For auditors to accept the results, the AI-generated evidence must come with a clear, traceable audit trail. Calculating your team's actual control coverage percentage is a good first step. The gap between that number and full visibility is your audit risk.
Cyber Sierra's Continuous Control Monitoring platform is built for this shift. Book a demo to see how your team can move from periodic checks to continuous coverage.
Frequently Asked Questions
What is true AI control testing?
True AI control testing is the autonomous monitoring and validation of controls without human sampling. It uses AI to continuously analyze asset configurations against control requirements, detect deviations in real-time, and provide auditable evidence for every finding.
How does AI control testing solve the problem of manual sampling?
AI control testing eliminates manual sampling by providing broad, continuous coverage. Instead of reviewing a small subset of controls periodically, an AI control testing platform monitors all controls across all assets, closing the assurance gap left by the traditional 10% review cycle.
Will auditors accept AI-generated evidence?
Yes, auditors accept AI-generated evidence if it has clear provenance. Leading AI control testing platforms provide a transparent, timestamped audit trail for every finding, documenting the AI's reasoning. This keeps evidence traceable, reliable, and ready for audit scrutiny.
What is the difference between AI-assisted and true AI control testing?
AI-assisted tools help humans work faster by organizing evidence or drafting summaries, but a human still performs the test. True AI control testing platforms work autonomously, performing the analyst's work of monitoring, detection, and evidence review without human intervention.
How long does it take to implement an AI control testing platform?

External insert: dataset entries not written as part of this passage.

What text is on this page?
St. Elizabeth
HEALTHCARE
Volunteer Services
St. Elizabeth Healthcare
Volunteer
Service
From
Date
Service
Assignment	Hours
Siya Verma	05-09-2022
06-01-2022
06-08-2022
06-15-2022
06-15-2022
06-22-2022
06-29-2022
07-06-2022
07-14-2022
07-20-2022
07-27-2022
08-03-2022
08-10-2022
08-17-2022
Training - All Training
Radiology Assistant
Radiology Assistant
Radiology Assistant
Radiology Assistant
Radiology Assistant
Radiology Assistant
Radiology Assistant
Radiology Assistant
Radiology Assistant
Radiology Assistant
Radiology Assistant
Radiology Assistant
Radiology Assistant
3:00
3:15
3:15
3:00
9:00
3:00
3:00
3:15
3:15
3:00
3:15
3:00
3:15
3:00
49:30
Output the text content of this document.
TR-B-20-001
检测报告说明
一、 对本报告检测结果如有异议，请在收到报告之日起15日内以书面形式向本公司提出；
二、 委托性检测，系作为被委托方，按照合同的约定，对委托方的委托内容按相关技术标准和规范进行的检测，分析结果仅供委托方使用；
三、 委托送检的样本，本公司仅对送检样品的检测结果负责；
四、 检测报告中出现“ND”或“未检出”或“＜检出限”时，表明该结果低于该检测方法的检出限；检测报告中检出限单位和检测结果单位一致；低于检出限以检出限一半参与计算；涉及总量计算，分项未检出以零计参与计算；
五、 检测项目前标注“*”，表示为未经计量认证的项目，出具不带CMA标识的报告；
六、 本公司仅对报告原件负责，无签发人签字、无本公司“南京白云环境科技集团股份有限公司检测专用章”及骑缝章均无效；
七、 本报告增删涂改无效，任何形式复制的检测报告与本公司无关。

Modern, purpose-built AI control testing platforms can be deployed quickly. Platforms with extensive pre-built integrations to your cloud environments, CMDBs, and security tools can start monitoring assets and controls within days, not months.
What are the key features to look for in an AI control testing tool?
Look for autonomous control break detection, continuous monitoring (not periodic scans), deep integrations with your tech stack, and detailed evidence provenance. The tool must explain its findings with a clear, traceable audit trail to support auditor acceptance and governance.